Il y a distribution dissimulée de bénéfice lorsque quatre conditions cumulatives sont remplies: 1) la société fait une prestation sans obtenir de contre-prestation correspondante; 2) cette prestation est accordée à un actionnaire ou à une personne le ou la touchant de près; 3) elle n'aurait pas été accordée dans de telles conditions à un tiers; 4) la disproportion entre la prestation et la contre-prestation est manifeste, de telle sorte que les organes de la société auraient pu se rendre compte de l'avantage qu'ils accordaient (cf. par exemple ATF 140 II 88 consid. 4.1 p. 92 s.; 138 II 57 consid. 2.2 p. 59 s.; 131 II 593 consid. 5.1 p. 607; 119 Ib 116 consid. 2 p. 119; arrêt 2C_394/2013 du 24 octobre 2013 consid. 5.1). Il convient ainsi d'examiner si la prestation aurait été accordée dans la même mesure à un tiers étranger à la société, soit si la transaction a respecté le principe de pleine concurrence ("Dealing at arm's length"; ATF 138 II 545 consid. 3.2 p. 549; 138 II 57 consid. 2.2 p. 60 et les références citées, in RDAF 2012 II p. 299; arrêts TF 2C_644/2013 du 21 octobre 2013 consid. 3.1; 2C_798 et 799/2015 du 26 septembre 2016).
b) La procédure de
taxation est régie par la maxime inquisitoriale (ATF 92 I 253 consid.
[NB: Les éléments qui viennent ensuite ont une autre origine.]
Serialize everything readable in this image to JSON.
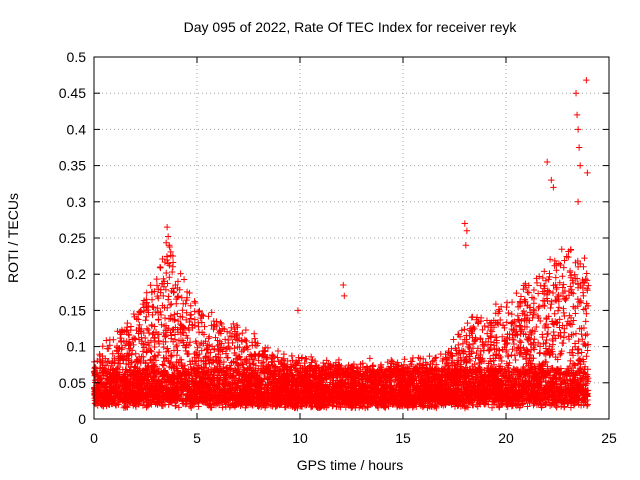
{
  "chart_data": {
    "type": "scatter",
    "title": "Day 095 of 2022, Rate Of TEC Index for receiver reyk",
    "xlabel": "GPS time / hours",
    "ylabel": "ROTI / TECUs",
    "xlim": [
      0,
      25
    ],
    "ylim": [
      0,
      0.5
    ],
    "x_ticks": [
      0,
      5,
      10,
      15,
      20,
      25
    ],
    "x_tick_labels": [
      "0",
      "5",
      "10",
      "15",
      "20",
      "25"
    ],
    "y_ticks": [
      0,
      0.05,
      0.1,
      0.15,
      0.2,
      0.25,
      0.3,
      0.35,
      0.4,
      0.45,
      0.5
    ],
    "y_tick_labels": [
      "0",
      "0.05",
      "0.1",
      "0.15",
      "0.2",
      "0.25",
      "0.3",
      "0.35",
      "0.4",
      "0.45",
      "0.5"
    ],
    "grid": true,
    "marker": "+",
    "marker_color": "#ff0000",
    "series": [
      {
        "name": "ROTI",
        "description_points": "dense band of ROTI samples over 0-24 h",
        "envelope": [
          {
            "t": 0.0,
            "base": 0.03,
            "top": 0.09
          },
          {
            "t": 1.0,
            "base": 0.03,
            "top": 0.12
          },
          {
            "t": 2.0,
            "base": 0.03,
            "top": 0.15
          },
          {
            "t": 3.0,
            "base": 0.03,
            "top": 0.2
          },
          {
            "t": 3.6,
            "base": 0.03,
            "top": 0.26
          },
          {
            "t": 4.5,
            "base": 0.03,
            "top": 0.18
          },
          {
            "t": 5.5,
            "base": 0.03,
            "top": 0.15
          },
          {
            "t": 7.0,
            "base": 0.025,
            "top": 0.13
          },
          {
            "t": 9.0,
            "base": 0.025,
            "top": 0.09
          },
          {
            "t": 11.0,
            "base": 0.025,
            "top": 0.08
          },
          {
            "t": 13.0,
            "base": 0.025,
            "top": 0.08
          },
          {
            "t": 15.0,
            "base": 0.025,
            "top": 0.08
          },
          {
            "t": 17.0,
            "base": 0.03,
            "top": 0.09
          },
          {
            "t": 18.0,
            "base": 0.03,
            "top": 0.14
          },
          {
            "t": 19.0,
            "base": 0.03,
            "top": 0.15
          },
          {
            "t": 20.5,
            "base": 0.03,
            "top": 0.18
          },
          {
            "t": 22.0,
            "base": 0.03,
            "top": 0.22
          },
          {
            "t": 23.0,
            "base": 0.03,
            "top": 0.24
          },
          {
            "t": 24.0,
            "base": 0.03,
            "top": 0.22
          }
        ],
        "outliers": [
          {
            "x": 3.55,
            "y": 0.265
          },
          {
            "x": 3.6,
            "y": 0.252
          },
          {
            "x": 3.65,
            "y": 0.24
          },
          {
            "x": 12.1,
            "y": 0.185
          },
          {
            "x": 12.15,
            "y": 0.17
          },
          {
            "x": 9.9,
            "y": 0.15
          },
          {
            "x": 18.0,
            "y": 0.27
          },
          {
            "x": 18.1,
            "y": 0.26
          },
          {
            "x": 18.05,
            "y": 0.24
          },
          {
            "x": 22.0,
            "y": 0.355
          },
          {
            "x": 22.2,
            "y": 0.33
          },
          {
            "x": 23.4,
            "y": 0.45
          },
          {
            "x": 23.45,
            "y": 0.42
          },
          {
            "x": 23.5,
            "y": 0.4
          },
          {
            "x": 23.9,
            "y": 0.468
          },
          {
            "x": 23.6,
            "y": 0.35
          },
          {
            "x": 23.95,
            "y": 0.34
          },
          {
            "x": 23.5,
            "y": 0.3
          },
          {
            "x": 23.55,
            "y": 0.375
          },
          {
            "x": 22.3,
            "y": 0.32
          }
        ]
      }
    ]
  }
}
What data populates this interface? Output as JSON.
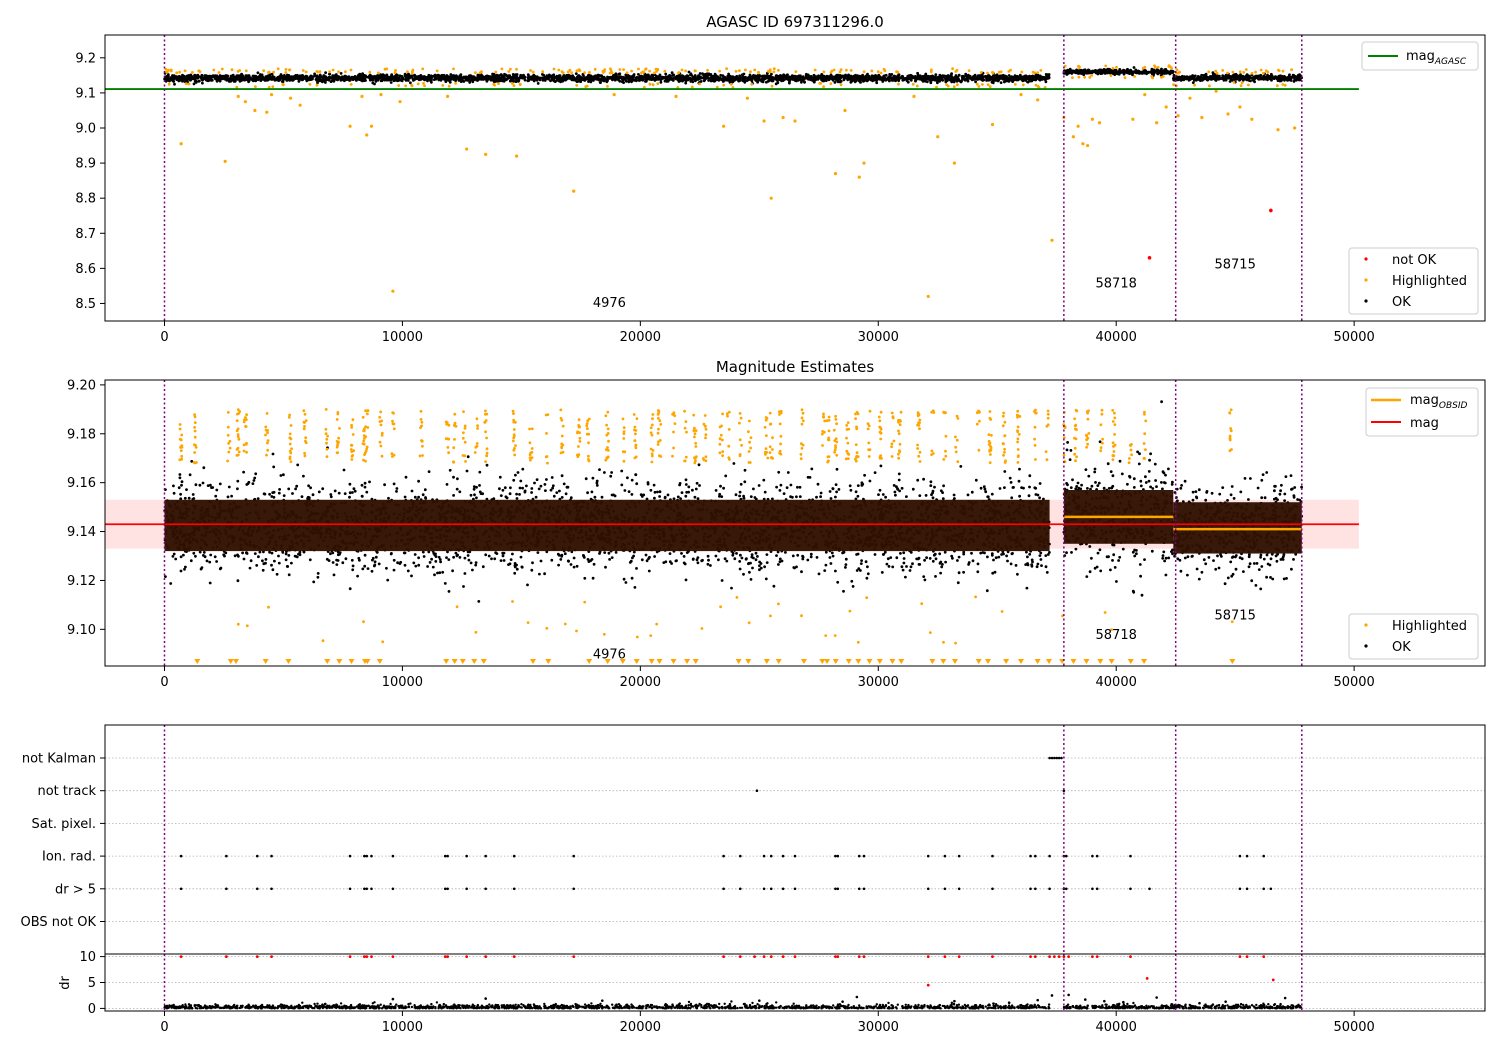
{
  "colors": {
    "ok": "#000000",
    "highlighted": "#ffa500",
    "not_ok": "#ff0000",
    "agasc_line": "#008000",
    "obsid_line": "#ffa500",
    "mag_line": "#ff0000",
    "mag_band": "#ffc0c0",
    "obs_box": "#301100",
    "obs_divider": "#800080",
    "grid": "#b0b0b0"
  },
  "chart_data": [
    {
      "type": "scatter",
      "title": "AGASC ID 697311296.0",
      "xlim": [
        -2500,
        55500
      ],
      "ylim": [
        8.45,
        9.265
      ],
      "xticks": [
        0,
        10000,
        20000,
        30000,
        40000,
        50000
      ],
      "yticks": [
        8.5,
        8.6,
        8.7,
        8.8,
        8.9,
        9.0,
        9.1,
        9.2
      ],
      "observations": [
        {
          "start": 0,
          "end": 37200,
          "center": 9.142,
          "spread": 0.009
        },
        {
          "start": 37800,
          "end": 42400,
          "center": 9.16,
          "spread": 0.006
        },
        {
          "start": 42400,
          "end": 47800,
          "center": 9.143,
          "spread": 0.008
        }
      ],
      "obs_boundaries": [
        0,
        37800,
        42500,
        47800
      ],
      "obsid_labels": [
        {
          "text": "4976",
          "x": 18700,
          "y": 8.49
        },
        {
          "text": "58718",
          "x": 40000,
          "y": 8.545
        },
        {
          "text": "58715",
          "x": 45000,
          "y": 8.6
        }
      ],
      "agasc_mag": {
        "value": 9.111,
        "x_range": [
          -2500,
          50200
        ]
      },
      "highlighted_points": [
        [
          700,
          8.955
        ],
        [
          2550,
          8.905
        ],
        [
          3100,
          9.09
        ],
        [
          3400,
          9.075
        ],
        [
          3800,
          9.05
        ],
        [
          4300,
          9.045
        ],
        [
          4500,
          9.095
        ],
        [
          5300,
          9.085
        ],
        [
          5700,
          9.065
        ],
        [
          7800,
          9.005
        ],
        [
          8300,
          9.09
        ],
        [
          8500,
          8.98
        ],
        [
          8700,
          9.005
        ],
        [
          9100,
          9.095
        ],
        [
          9600,
          8.535
        ],
        [
          9900,
          9.075
        ],
        [
          11900,
          9.09
        ],
        [
          12700,
          8.94
        ],
        [
          13500,
          8.925
        ],
        [
          14800,
          8.92
        ],
        [
          17200,
          8.82
        ],
        [
          18900,
          9.095
        ],
        [
          21500,
          9.09
        ],
        [
          23500,
          9.005
        ],
        [
          24500,
          9.085
        ],
        [
          25200,
          9.02
        ],
        [
          25500,
          8.8
        ],
        [
          26000,
          9.03
        ],
        [
          26500,
          9.02
        ],
        [
          28200,
          8.87
        ],
        [
          28600,
          9.05
        ],
        [
          29200,
          8.86
        ],
        [
          29400,
          8.9
        ],
        [
          31500,
          9.09
        ],
        [
          32100,
          8.52
        ],
        [
          32500,
          8.975
        ],
        [
          33200,
          8.9
        ],
        [
          34800,
          9.01
        ],
        [
          36000,
          9.095
        ],
        [
          36700,
          9.08
        ],
        [
          37300,
          8.68
        ],
        [
          37800,
          9.03
        ],
        [
          38200,
          8.975
        ],
        [
          38400,
          9.005
        ],
        [
          38600,
          8.955
        ],
        [
          38800,
          8.95
        ],
        [
          39000,
          9.025
        ],
        [
          39300,
          9.015
        ],
        [
          40700,
          9.025
        ],
        [
          41200,
          9.095
        ],
        [
          41700,
          9.015
        ],
        [
          42100,
          9.06
        ],
        [
          42600,
          9.035
        ],
        [
          43100,
          9.085
        ],
        [
          43600,
          9.03
        ],
        [
          44200,
          9.105
        ],
        [
          44700,
          9.04
        ],
        [
          45200,
          9.06
        ],
        [
          45700,
          9.025
        ],
        [
          46800,
          8.995
        ],
        [
          47500,
          9.0
        ]
      ],
      "not_ok_points": [
        [
          41400,
          8.63
        ],
        [
          46500,
          8.765
        ]
      ],
      "series_names": [
        "not OK",
        "Highlighted",
        "OK"
      ],
      "legend_lines": [
        "mag",
        "AGASC"
      ]
    },
    {
      "type": "scatter",
      "title": "Magnitude Estimates",
      "xlim": [
        -2500,
        55500
      ],
      "ylim": [
        9.085,
        9.202
      ],
      "xticks": [
        0,
        10000,
        20000,
        30000,
        40000,
        50000
      ],
      "yticks": [
        9.1,
        9.12,
        9.14,
        9.16,
        9.18,
        9.2
      ],
      "observations": [
        {
          "start": 0,
          "end": 37200,
          "center": 9.142,
          "spread": 0.009,
          "box": [
            9.132,
            9.153
          ]
        },
        {
          "start": 37800,
          "end": 42400,
          "center": 9.146,
          "spread": 0.011,
          "box": [
            9.135,
            9.157
          ]
        },
        {
          "start": 42400,
          "end": 47800,
          "center": 9.141,
          "spread": 0.009,
          "box": [
            9.131,
            9.152
          ]
        }
      ],
      "obsid_mags": [
        {
          "start": 37800,
          "end": 42400,
          "value": 9.146
        },
        {
          "start": 42400,
          "end": 47800,
          "value": 9.141
        }
      ],
      "mag": {
        "value": 9.143,
        "band": [
          9.133,
          9.153
        ],
        "x_range": [
          -2500,
          50200
        ]
      },
      "obs_boundaries": [
        0,
        37800,
        42500,
        47800
      ],
      "obsid_labels": [
        {
          "text": "4976",
          "x": 18700,
          "y": 9.088
        },
        {
          "text": "58718",
          "x": 40000,
          "y": 9.096
        },
        {
          "text": "58715",
          "x": 45000,
          "y": 9.104
        }
      ],
      "highlight_columns": [
        700,
        1300,
        2700,
        3100,
        3400,
        4300,
        5300,
        5900,
        6800,
        7300,
        7900,
        8400,
        8500,
        9100,
        9600,
        10800,
        11900,
        12200,
        12600,
        13100,
        13500,
        14700,
        15400,
        16100,
        16700,
        17400,
        17800,
        18600,
        19300,
        19800,
        20500,
        20800,
        21400,
        21900,
        22300,
        22700,
        23400,
        23700,
        24200,
        24600,
        25300,
        25500,
        25900,
        26800,
        27700,
        27900,
        28200,
        28700,
        29100,
        29600,
        30100,
        30600,
        30900,
        31700,
        32300,
        32800,
        33300,
        34200,
        34700,
        35300,
        35900,
        36600,
        37100,
        37800,
        38300,
        38800,
        39400,
        39900,
        40600,
        41200,
        44800
      ],
      "series_names": [
        "Highlighted",
        "OK"
      ],
      "legend_lines": [
        "mag",
        "OBSID",
        "mag"
      ]
    },
    {
      "type": "scatter",
      "title": "",
      "xlim": [
        -2500,
        55500
      ],
      "xticks": [
        0,
        10000,
        20000,
        30000,
        40000,
        50000
      ],
      "flag_categories": [
        "not Kalman",
        "not track",
        "Sat. pixel.",
        "Ion. rad.",
        "dr > 5",
        "OBS not OK"
      ],
      "flag_events": {
        "not Kalman": [
          37200,
          37300,
          37400,
          37500,
          37600,
          37700
        ],
        "not track": [
          24900,
          37800
        ],
        "Sat. pixel.": [],
        "Ion. rad.": [
          700,
          2600,
          3900,
          4500,
          7800,
          8400,
          8500,
          8700,
          9600,
          11800,
          11900,
          12700,
          13500,
          14700,
          17200,
          23500,
          24200,
          25200,
          25500,
          26000,
          26500,
          28200,
          28300,
          29200,
          29400,
          32100,
          32800,
          33400,
          34800,
          36400,
          36600,
          37200,
          37800,
          37900,
          39000,
          39200,
          40600,
          45200,
          45500,
          46200
        ],
        "dr > 5": [
          700,
          2600,
          3900,
          4500,
          7800,
          8400,
          8500,
          8700,
          9600,
          11800,
          11900,
          12700,
          13500,
          14700,
          17200,
          23500,
          24200,
          25200,
          25500,
          26000,
          26500,
          28200,
          28300,
          29200,
          29400,
          32100,
          32800,
          33400,
          34800,
          36400,
          36600,
          37200,
          37800,
          37900,
          39000,
          39200,
          40600,
          41400,
          45200,
          45500,
          46200,
          46500
        ],
        "OBS not OK": []
      },
      "ylabel": "dr",
      "dr_ylim": [
        -0.5,
        10.5
      ],
      "dr_yticks": [
        0,
        5,
        10
      ],
      "dr_high_points": [
        [
          700,
          10
        ],
        [
          2600,
          10
        ],
        [
          3900,
          10
        ],
        [
          4500,
          10
        ],
        [
          7800,
          10
        ],
        [
          8400,
          10
        ],
        [
          8500,
          10
        ],
        [
          8700,
          10
        ],
        [
          9600,
          10
        ],
        [
          11800,
          10
        ],
        [
          11900,
          10
        ],
        [
          12700,
          10
        ],
        [
          13500,
          10
        ],
        [
          14700,
          10
        ],
        [
          17200,
          10
        ],
        [
          23500,
          10
        ],
        [
          24200,
          10
        ],
        [
          24800,
          10
        ],
        [
          25200,
          10
        ],
        [
          25500,
          10
        ],
        [
          26000,
          10
        ],
        [
          26500,
          10
        ],
        [
          28200,
          10
        ],
        [
          28300,
          10
        ],
        [
          29200,
          10
        ],
        [
          29400,
          10
        ],
        [
          32100,
          10
        ],
        [
          32800,
          10
        ],
        [
          33400,
          10
        ],
        [
          34800,
          10
        ],
        [
          36400,
          10
        ],
        [
          36600,
          10
        ],
        [
          37200,
          10
        ],
        [
          37400,
          10
        ],
        [
          37600,
          10
        ],
        [
          37800,
          10
        ],
        [
          38000,
          10
        ],
        [
          39000,
          10
        ],
        [
          39200,
          10
        ],
        [
          40600,
          10
        ],
        [
          45200,
          10
        ],
        [
          45500,
          10
        ],
        [
          46200,
          10
        ],
        [
          32100,
          4.5
        ],
        [
          41300,
          5.8
        ],
        [
          46600,
          5.5
        ]
      ],
      "dr_mid_points": [
        [
          9600,
          1.8
        ],
        [
          13500,
          1.9
        ],
        [
          18400,
          1.5
        ],
        [
          25000,
          1.5
        ],
        [
          28500,
          1.3
        ],
        [
          29100,
          2.2
        ],
        [
          33200,
          1.4
        ],
        [
          35500,
          1.1
        ],
        [
          36700,
          1.6
        ],
        [
          37300,
          2.5
        ],
        [
          38000,
          2.6
        ],
        [
          38700,
          1.7
        ],
        [
          39500,
          1.4
        ],
        [
          40300,
          1.2
        ],
        [
          41700,
          2.1
        ],
        [
          43500,
          1.0
        ],
        [
          44600,
          1.3
        ],
        [
          47100,
          2.0
        ]
      ]
    }
  ]
}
2). Cette maxime est également applicable dans le cadre de la procédure de
recours en matière fiscale, à défaut d'une disposition contraire de la loi
fiscale
(cf. art. 142 al. 4 LIFD; art. 199 LI et 28 al. 1 LPA-VD; arrêts TF 2P.215/2002
et 2A.479/2002 du 7 avril 2003 consid. 4.1).
En matière fiscale, les règles générales du fardeau de la preuve ancrées à l'art. 8 CC, destinées à déterminer qui doit supporter les conséquences de l'échec de la preuve ou de l'absence de preuve d'un fait, ont pour effet que l'autorité fiscale doit établir les faits qui justifient l'assujettissement et qui augmentent la taxation, tandis que le contribuable doit prouver les faits qui diminuent la dette ou la suppriment (ATF 133 II 153 consid. 4.3; 121 II 257 consid. 4c/aa; 92 I 253 consid. 2 p. 256 s.; arrêt TF 2C_722/2017 du 13 décembre 2017 consid. 5.2 et les références citées). Si les preuves recueillies par l'autorité fiscale apportent suffisamment d'indices révélant l'existence d'éléments imposables, il appartient à nouveau au contribuable d'établir l'exactitude de ses allégations et de supporter le fardeau de la preuve du fait qui justifie son exonération (arrêt TF 2C_722/2017 du 13 décembre 2017 consid. 5.2 et les références citées). La justification commerciale des dépenses revendiquées en déduction d’une recette doit, en conséquence de ces principes, être établie par le contribuable (cf. arrêt TF 2C_1081/2013 et 2C_1164/2013 du 2 juin 2014 consid. 5.5 et les références).
5. Il convient d'examiner ci-après le bien-fondé de la reprise effectuée par l'autorité intimée dans le bénéfice de la recourante en relation avec les frais de véhicules.
a) Les frais de véhicules font partie des dépenses nécessaires pour la marche de l'entreprise; ils ne sont toutefois admis en déduction du résultat que s'ils sont justifiés par l'usage commercial, à l’exclusion de la couverture des besoins privés de l'actionnaire ou de proches de ce dernier (art. 58 al. 1 lit. b LIFD, a contrario; art. 94 al. 1 let. b LI, a contrario). Il appartient dans cette situation au contribuable de prouver que tous les frais comptabilisés ont effectivement été assumés à titre professionnel. La mise à disposition d’un véhicule de l’entreprise à l’actionnaire ou à un proche de celui-ci implique en contrepartie la comptabilisation d’une part privée. En pareil cas, lorsque la reprise dans les comptes de l’entreprise d'une part privée sur les frais de véhicules de l'entreprise se justifie, il a été admis que l’autorité fiscale puisse se conformer à sa pratique en reprenant un montant correspondant selon la norme TVA à 12% du prix d'achat des véhicules (arrêt FI.2014.0080 du 28 octobre 2015 consid. 7d et les références citées).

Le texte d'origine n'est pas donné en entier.